In many computer systems, peripheral devices communicate with the central processing unit (CPU) and with one another over a peripheral component bus, such as the PCI-Express® (PCIe®) bus. Such peripheral devices may include, for example, a solid state drive (SSD), a network interface controller (NIC), and various accelerator modules, such as a graphics processing unit (GPU).
Methods for directly accessing the local memory of a peripheral device via PCIe and other peripheral component buses are known in the art. For example, U.S. Patent Application Publication 2015/0347349, which is assigned to the assignee of the present patent application and whose disclosure is incorporated herein by reference, describes a method for communicating between at least first and second devices over a bus in accordance with a bus address space, including providing direct access over the bus to a local address space of the first device by mapping at least some of the addresses of the local address space to the bus address space. The term “direct access” means that data can be transferred between devices, over the bus, with no involvement of the software running on the CPU in the data plane.
As another example, GPUDirect RDMA is an application program interface (API) that supports interaction between an InfiniBand™ NIC (referred to as a host channel adapter, or HCA) and peer memory clients, such as GPUs. It is distributed by Mellanox Technologies Ltd. (Yokneam, Israel). This API provides a direct P2P (peer-to-peer) data path between the GPU memory and Mellanox HCA devices. It enables the HCA to read and write peer memory data buffers, and thus allows RDMA-based applications to use the computing power of the peer device without the need to copy data to host memory.
Transactions on the PCIe bus fall into two general classes: posted and non-posted, as defined in section 2.4.1 (pages 122-123) of the PCI Express Base Specification (Rev. 3.0, referred to hereinbelow simply as the “PCIe specification”). In non-posted transactions, the device that initiates the transaction (referred to as the “requester”) expects to receive a completion Transaction Layer Packet (TLP) from the device completing the request, thus confirming that the completer received the request. Read requests are an example of non-posted transactions.
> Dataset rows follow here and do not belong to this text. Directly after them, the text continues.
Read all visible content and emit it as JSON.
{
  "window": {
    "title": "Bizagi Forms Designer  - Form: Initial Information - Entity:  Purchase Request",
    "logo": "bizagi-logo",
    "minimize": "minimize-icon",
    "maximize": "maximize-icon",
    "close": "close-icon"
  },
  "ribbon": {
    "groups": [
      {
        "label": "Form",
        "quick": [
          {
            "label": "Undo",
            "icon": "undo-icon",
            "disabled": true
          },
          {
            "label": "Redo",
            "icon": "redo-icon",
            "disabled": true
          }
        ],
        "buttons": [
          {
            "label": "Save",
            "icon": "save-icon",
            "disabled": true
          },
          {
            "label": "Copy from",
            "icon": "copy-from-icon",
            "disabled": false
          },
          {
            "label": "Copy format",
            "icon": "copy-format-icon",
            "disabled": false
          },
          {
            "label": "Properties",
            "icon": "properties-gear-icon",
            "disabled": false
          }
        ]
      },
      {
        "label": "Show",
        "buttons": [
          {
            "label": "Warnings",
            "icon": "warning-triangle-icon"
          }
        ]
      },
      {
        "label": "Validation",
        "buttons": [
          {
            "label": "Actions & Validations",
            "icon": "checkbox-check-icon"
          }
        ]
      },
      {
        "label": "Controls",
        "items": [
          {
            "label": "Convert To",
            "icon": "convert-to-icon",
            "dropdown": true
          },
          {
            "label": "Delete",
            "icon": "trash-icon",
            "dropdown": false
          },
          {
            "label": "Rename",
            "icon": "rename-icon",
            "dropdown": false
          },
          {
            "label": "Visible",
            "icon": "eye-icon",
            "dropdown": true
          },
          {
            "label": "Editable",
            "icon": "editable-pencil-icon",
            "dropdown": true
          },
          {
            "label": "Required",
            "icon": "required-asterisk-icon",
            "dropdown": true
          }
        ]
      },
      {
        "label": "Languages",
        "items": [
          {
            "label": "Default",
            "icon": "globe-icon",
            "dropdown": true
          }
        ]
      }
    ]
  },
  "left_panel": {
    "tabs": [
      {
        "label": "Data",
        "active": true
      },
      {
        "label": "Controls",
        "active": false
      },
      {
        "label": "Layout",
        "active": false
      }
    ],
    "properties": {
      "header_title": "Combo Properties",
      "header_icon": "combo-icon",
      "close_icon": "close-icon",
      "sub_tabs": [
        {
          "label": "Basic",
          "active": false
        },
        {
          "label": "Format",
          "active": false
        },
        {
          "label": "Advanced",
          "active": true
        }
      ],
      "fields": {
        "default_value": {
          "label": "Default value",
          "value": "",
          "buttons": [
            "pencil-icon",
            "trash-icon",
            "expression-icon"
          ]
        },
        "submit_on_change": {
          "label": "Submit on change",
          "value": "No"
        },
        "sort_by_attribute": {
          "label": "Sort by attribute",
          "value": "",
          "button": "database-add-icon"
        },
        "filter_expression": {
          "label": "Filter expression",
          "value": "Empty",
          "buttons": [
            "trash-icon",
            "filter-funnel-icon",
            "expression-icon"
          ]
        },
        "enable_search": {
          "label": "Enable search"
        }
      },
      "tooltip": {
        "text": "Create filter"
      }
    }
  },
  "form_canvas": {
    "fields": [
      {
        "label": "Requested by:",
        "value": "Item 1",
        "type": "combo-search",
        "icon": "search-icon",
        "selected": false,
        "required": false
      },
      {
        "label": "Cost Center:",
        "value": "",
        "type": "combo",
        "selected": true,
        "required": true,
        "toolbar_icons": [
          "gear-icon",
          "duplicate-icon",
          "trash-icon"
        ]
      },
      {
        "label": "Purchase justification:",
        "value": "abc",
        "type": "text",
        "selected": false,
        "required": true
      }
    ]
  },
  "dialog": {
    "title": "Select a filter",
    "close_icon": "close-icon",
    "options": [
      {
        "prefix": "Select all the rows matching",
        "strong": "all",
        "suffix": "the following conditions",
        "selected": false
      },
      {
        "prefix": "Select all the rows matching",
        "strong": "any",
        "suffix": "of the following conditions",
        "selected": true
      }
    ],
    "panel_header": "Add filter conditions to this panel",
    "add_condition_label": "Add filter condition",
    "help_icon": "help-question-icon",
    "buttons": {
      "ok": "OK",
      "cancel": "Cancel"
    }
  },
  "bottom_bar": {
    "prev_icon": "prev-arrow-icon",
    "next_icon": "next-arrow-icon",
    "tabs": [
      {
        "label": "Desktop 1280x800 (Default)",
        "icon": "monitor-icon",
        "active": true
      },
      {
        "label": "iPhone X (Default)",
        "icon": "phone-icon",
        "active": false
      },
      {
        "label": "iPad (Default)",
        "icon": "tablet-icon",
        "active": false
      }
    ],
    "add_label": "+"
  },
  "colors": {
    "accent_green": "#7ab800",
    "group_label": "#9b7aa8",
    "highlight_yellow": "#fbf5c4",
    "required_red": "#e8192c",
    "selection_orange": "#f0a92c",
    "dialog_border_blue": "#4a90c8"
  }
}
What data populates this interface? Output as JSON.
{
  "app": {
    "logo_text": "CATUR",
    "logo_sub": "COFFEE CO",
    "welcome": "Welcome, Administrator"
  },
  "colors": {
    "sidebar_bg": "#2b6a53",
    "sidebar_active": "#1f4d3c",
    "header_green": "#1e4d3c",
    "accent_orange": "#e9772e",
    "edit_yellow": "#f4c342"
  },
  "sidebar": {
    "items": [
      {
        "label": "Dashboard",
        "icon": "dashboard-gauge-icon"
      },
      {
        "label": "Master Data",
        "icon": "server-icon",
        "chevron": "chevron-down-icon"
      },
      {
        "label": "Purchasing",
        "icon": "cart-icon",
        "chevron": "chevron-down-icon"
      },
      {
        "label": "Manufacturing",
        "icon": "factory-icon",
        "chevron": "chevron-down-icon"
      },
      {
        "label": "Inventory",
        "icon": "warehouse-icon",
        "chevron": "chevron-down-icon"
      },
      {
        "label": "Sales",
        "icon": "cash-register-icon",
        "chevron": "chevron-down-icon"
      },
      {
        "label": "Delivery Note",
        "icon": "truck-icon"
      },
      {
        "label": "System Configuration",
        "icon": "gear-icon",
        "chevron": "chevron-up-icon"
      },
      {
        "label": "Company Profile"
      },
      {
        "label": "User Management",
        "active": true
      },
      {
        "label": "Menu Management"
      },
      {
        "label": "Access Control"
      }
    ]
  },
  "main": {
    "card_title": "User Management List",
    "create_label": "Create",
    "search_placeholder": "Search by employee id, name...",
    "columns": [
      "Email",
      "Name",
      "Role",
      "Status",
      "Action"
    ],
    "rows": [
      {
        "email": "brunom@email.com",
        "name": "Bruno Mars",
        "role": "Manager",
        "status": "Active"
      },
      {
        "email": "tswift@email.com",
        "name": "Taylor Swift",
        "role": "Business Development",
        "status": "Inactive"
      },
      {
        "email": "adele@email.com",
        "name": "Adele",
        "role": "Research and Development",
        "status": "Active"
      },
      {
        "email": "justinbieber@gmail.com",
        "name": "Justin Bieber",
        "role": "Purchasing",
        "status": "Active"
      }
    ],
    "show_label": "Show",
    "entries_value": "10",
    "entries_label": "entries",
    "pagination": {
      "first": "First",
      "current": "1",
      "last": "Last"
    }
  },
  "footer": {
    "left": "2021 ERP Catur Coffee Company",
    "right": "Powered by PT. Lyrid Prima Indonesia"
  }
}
In posted transactions, the requester does not expect to and will not receive a completion TLP. Write requests are an example of posted transactions, and thus the requester will generally not know when or even whether the write transaction was successfully completed.
Because PCIe transactions rely on transmission and reception of packets over a bus fabric, it can sometimes occur that when two transactions are directed to the same device, the transaction that was requested later will be the first one to reach the device. The PCIe specification imposes certain rules on the ordering of transmission of TLPs by switches on the bus, for example that non-posted transactions (such as read requests) must not pass posted transactions (such as write requests). On the other hand, some PCIe devices and applications use “relaxed ordering” for enhanced performance. When the relaxed ordering attribute bit is set in a TLP (as defined in section 2.2.6.4 of the PCIe specification, page 75), switches on the PCIe bus are not required to observe strong write ordering with respect to this TLP, and write transactions can thus be forwarded and executed out of order. Relaxed ordering allows the host bridge to transfer data to and from memory more efficiently and may result in better direct memory access (DMA) performance.